Ils gagneraient donc à spécialiser l’état militaire par une sélection des individus que l’atavisme y prédispose et que leur constitution physique y rend propres encore. Mais voilà que, par une fatalité nouvelle, les armées deviennent de plus en plus nombreuses et se recrutent de tous les mâles adultes indistinctement. Ce n’est pas tout : l’inégalité des intelligences s’accuse davantage à mesure que s’élève la moyenne des connaissances requises pour entrer dans les carrières qui assurent la plus large existence ; de là, une progressive inégalité des fortunes, favorisée prodigieusement par le progrès de la spéculation financière. Il en résulte que les multitudes enrôlées sous les drapeaux sont composées d’hommes aisés, qui supportent avec impatience le régime dur et grossier imposé au soldat, et de pauvres, que nul intérêt palpable n’attache solidement à la patrie ; l’abnégation qu’on exige d’eux est vraiment héroïque. On sent combien est réduit le nombre des hommes qui font par vocation ce que le devoir exige de leur volonté.
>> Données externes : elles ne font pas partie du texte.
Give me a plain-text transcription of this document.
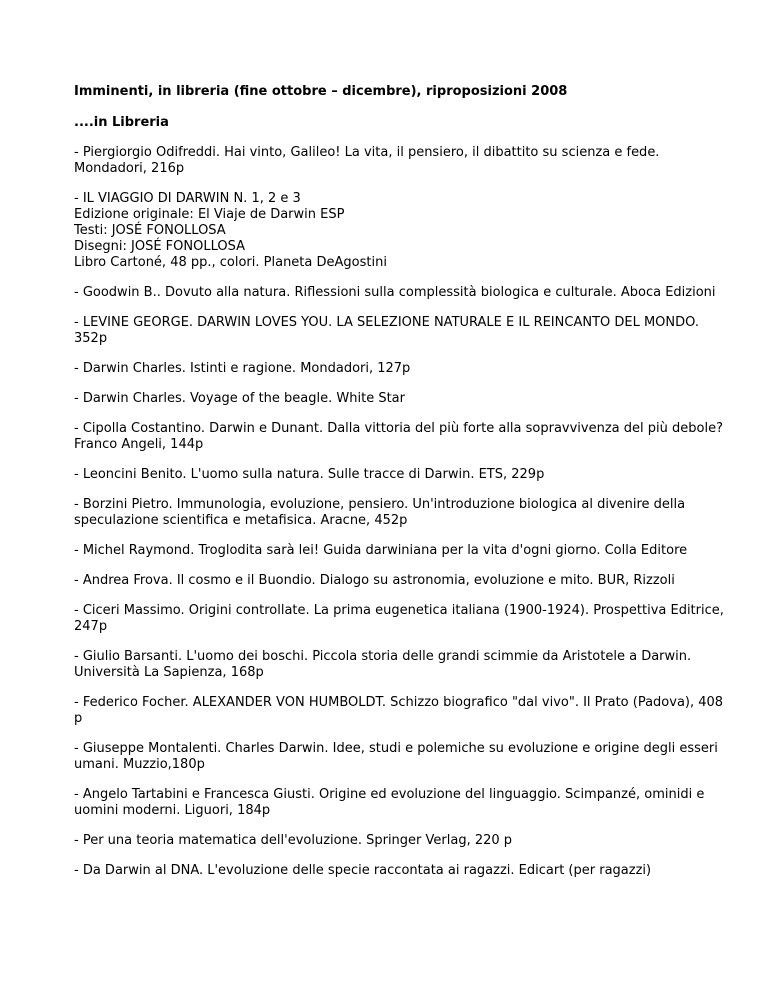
Imminenti, in libreria (fine ottobre – dicembre), riproposizioni 2008

....in Libreria

- Piergiorgio Odifreddi. Hai vinto, Galileo! La vita, il pensiero, il dibattito su scienza e fede. Mondadori, 216p

- IL VIAGGIO DI DARWIN N. 1, 2 e 3
Edizione originale: El Viaje de Darwin ESP
Testi: JOSÉ FONOLLOSA
Disegni: JOSÉ FONOLLOSA
Libro Cartoné, 48 pp., colori. Planeta DeAgostini

- Goodwin B.. Dovuto alla natura. Riflessioni sulla complessità biologica e culturale. Aboca Edizioni

- LEVINE GEORGE. DARWIN LOVES YOU. LA SELEZIONE NATURALE E IL REINCANTO DEL MONDO. 352p

- Darwin Charles. Istinti e ragione. Mondadori, 127p

- Darwin Charles. Voyage of the beagle. White Star

- Cipolla Costantino. Darwin e Dunant. Dalla vittoria del più forte alla sopravvivenza del più debole? Franco Angeli, 144p

- Leoncini Benito. L'uomo sulla natura. Sulle tracce di Darwin. ETS, 229p

- Borzini Pietro. Immunologia, evoluzione, pensiero. Un'introduzione biologica al divenire della speculazione scientifica e metafisica. Aracne, 452p

- Michel Raymond. Troglodita sarà lei! Guida darwiniana per la vita d'ogni giorno. Colla Editore

- Andrea Frova. Il cosmo e il Buondio. Dialogo su astronomia, evoluzione e mito. BUR, Rizzoli

- Ciceri Massimo. Origini controllate. La prima eugenetica italiana (1900-1924). Prospettiva Editrice, 247p

- Giulio Barsanti. L'uomo dei boschi. Piccola storia delle grandi scimmie da Aristotele a Darwin. Università La Sapienza, 168p

- Federico Focher. ALEXANDER VON HUMBOLDT. Schizzo biografico "dal vivo". Il Prato (Padova), 408 p

- Giuseppe Montalenti. Charles Darwin. Idee, studi e polemiche su evoluzione e origine degli esseri umani. Muzzio,180p

- Angelo Tartabini e Francesca Giusti. Origine ed evoluzione del linguaggio. Scimpanzé, ominidi e uomini moderni. Liguori, 184p

- Per una teoria matematica dell'evoluzione. Springer Verlag, 220 p

- Da Darwin al DNA. L'evoluzione delle specie raccontata ai ragazzi. Edicart (per ragazzi)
Ajoutons que c’est précisément de nos jours, à une époque où les nerfs surexcités sont devenus impressionnables à l’excès, que les troupes sont appelées à subir, dans l’incertitude et l’immobilité, l’attaque lointaine d’armes à feu savamment meurtrières dont l’immense portée dissimule la position.

En somme, il faut convenir que, aujourd’hui, chez les peuples civilisés, tout conspire à rendre le tempérament, les habitudes, les penchans de la foule et de l’élite, sauf une minorité spécialement douée, moins dociles au régime militaire et rebelles aux tâches sanglantes qu’imposent à ces peuples leurs conflits nés de leur évolution même, de leurs besoins factices, multipliés sans mesure.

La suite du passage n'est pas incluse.